Mirza Anwar era un alto funcionario del gobierno, pero su especialidad era su disposición a participar en buenas obras y su generosidad. Un día, asistía a una boda con su familia. En el salón de bodas, su esposa recordó, con prisas, que había olvidado su collar de oro en el tocador. Inmediatamente se lo comentó a Mirza Sahib, quien respondió con despreocupación:
He cerrado todas las habitaciones con llave y hay un vigilante en la puerta principal. No se preocupe, su collar estará en el tocador. No se moverá de ahí. Al llegar a casa después de la boda, el collar no estaba en el tocador. Al verlo, ambos se preocuparon y registraron toda la habitación, pero no lo encontraron.
Le preguntaron al vigilante si alguien había entrado después de ellos.
El vigilante respondió: “¡Nadie ha entrado, señor!”.
Anwar Sahib confiaba plenamente en el vigilante, pues era su antiguo empleado.
Tras pensarlo un poco, avisaron a la comisaría de policía de la zona. Ya era pasada la medianoche. El coche patrulla llegó enseguida con la sirena a todo volumen. Mirza Anwar narró todo lo sucedido a la policía. Investigaron minuciosamente la escena, pero no encontraron ninguna prueba.

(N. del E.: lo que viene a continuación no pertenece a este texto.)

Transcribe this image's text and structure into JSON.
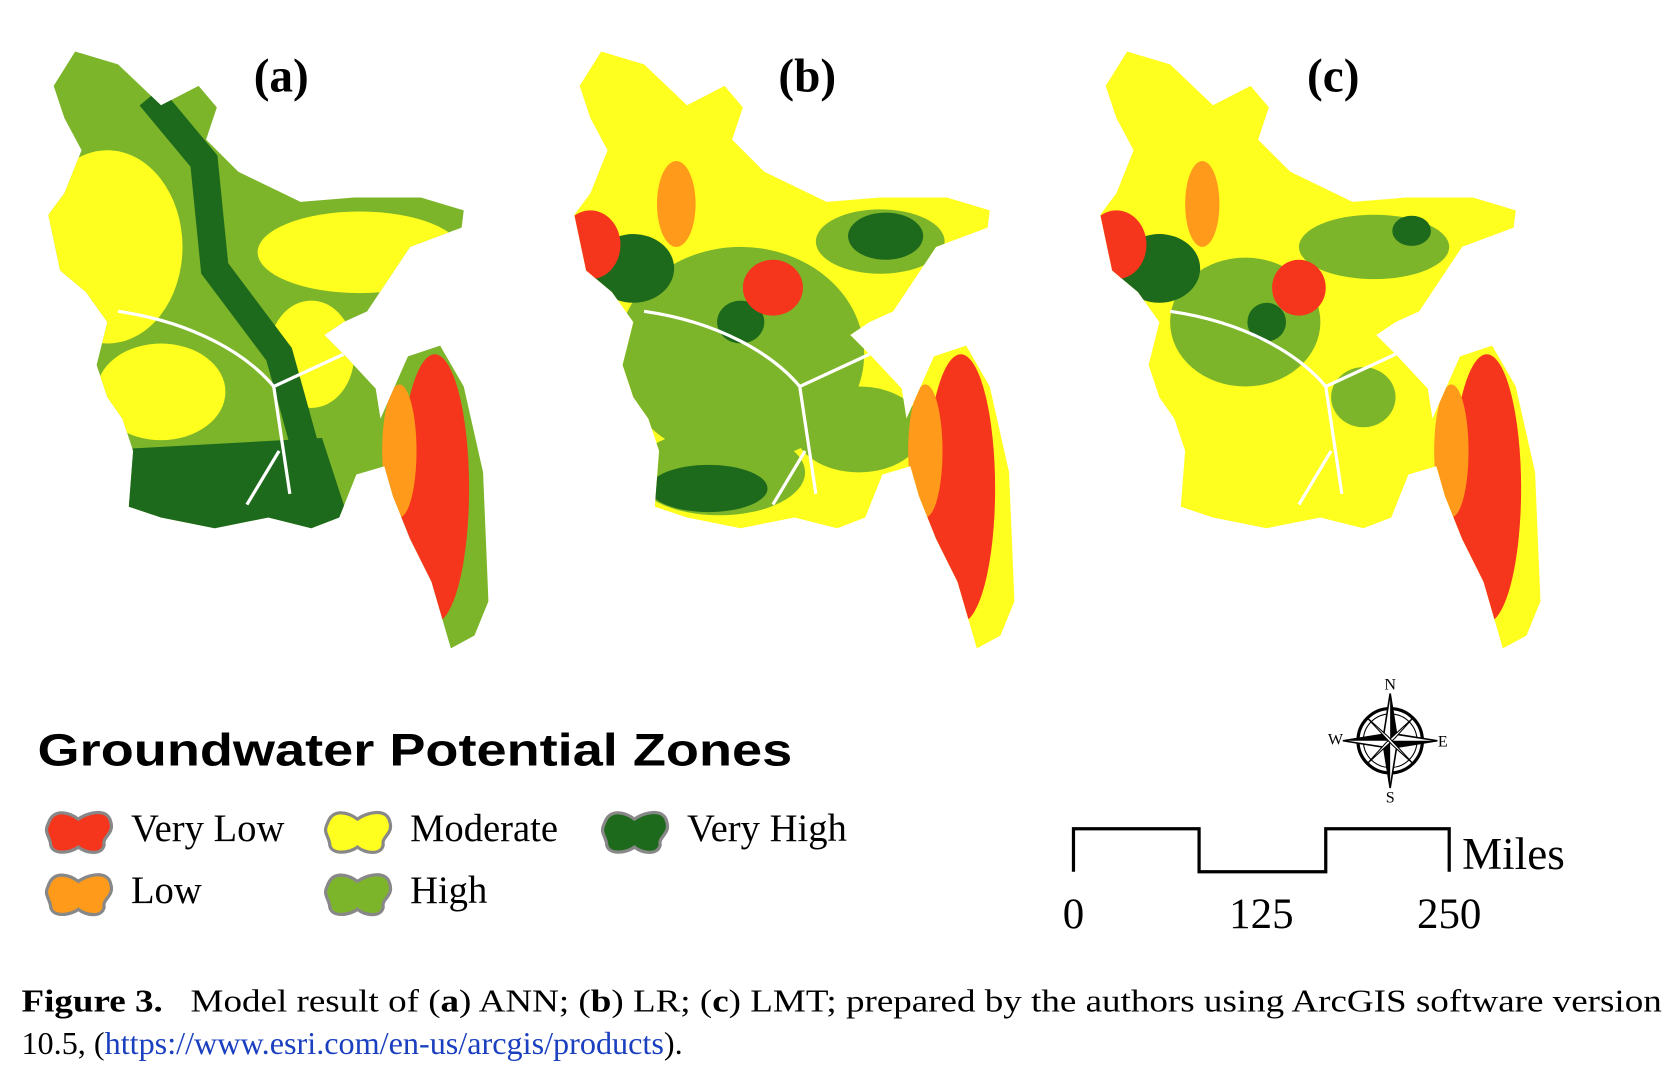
{
  "panels": [
    {
      "label": "(a)"
    },
    {
      "label": "(b)"
    },
    {
      "label": "(c)"
    }
  ],
  "legend": {
    "title": "Groundwater Potential Zones",
    "items": [
      {
        "label": "Very Low",
        "color": "#f5361c"
      },
      {
        "label": "Low",
        "color": "#ff9a1a"
      },
      {
        "label": "Moderate",
        "color": "#ffff1f"
      },
      {
        "label": "High",
        "color": "#7db52a"
      },
      {
        "label": "Very High",
        "color": "#1e6a1c"
      }
    ]
  },
  "compass": {
    "n": "N",
    "s": "S",
    "e": "E",
    "w": "W"
  },
  "scale_bar": {
    "ticks": [
      "0",
      "125",
      "250"
    ],
    "unit": "Miles"
  },
  "caption": {
    "line1": [
      {
        "text": "Figure 3.",
        "bold": true
      },
      {
        "text": "   Model result of ("
      },
      {
        "text": "a",
        "bold": true
      },
      {
        "text": ") ANN; ("
      },
      {
        "text": "b",
        "bold": true
      },
      {
        "text": ") LR; ("
      },
      {
        "text": "c",
        "bold": true
      },
      {
        "text": ") LMT; prepared by the authors using ArcGIS software version"
      }
    ],
    "line2": [
      {
        "text": "10.5, ("
      },
      {
        "text": "https://www.esri.com/en-us/arcgis/products",
        "link": true
      },
      {
        "text": ")."
      }
    ]
  }
}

Entonces, el agente le aconsejó a Mirza que descansara y le pidió que volviera por la mañana, y se marchó. Su esposa tenía sueño, pero Anwar se durmió plácidamente y, después de un buen rato, despertó. Poco después, el vigilante llegó e informó de la llegada de la policía. Al oír esto, dijo: «Que se sienten en el salón, voy enseguida».
Cuando Mirza Anwar se preparó y fue al salón, el agente dijo: «Me acompaña un funcionario del Departamento de Inteligencia».
Quieren inspeccionar la habitación. Mirza Anwar dijo: «Sí, sí, por supuesto. Revísenla otra vez».
El detective comenzó a inspeccionar la habitación meticulosamente. Examinó el tocador con detenimiento. Se metió de rodillas bajo el espejo. Incluso llegó a chocar con él con fuerza.
Al cabo de un rato, gritó desde debajo del espejo: «¡Ha salido una rata de la montaña!».
Cuando el agente salió, llevaba un collar de oro en la mano. Mirza Anwar se sorprendió al verlo y preguntó rápidamente: «Esto… ¿de dónde sacaste este collar?».
El detective respondió: «Al parecer, de debajo del espejo».
Mirza Anwar preguntó: «¿Pero cómo llegó hasta ahí?».
«Una rata tiene que entrar y salir de tu habitación, así que ten también un gato», respondió el detective con una sonrisa.
Mirza Anwar y el policía se quedaron mirándolo fijamente.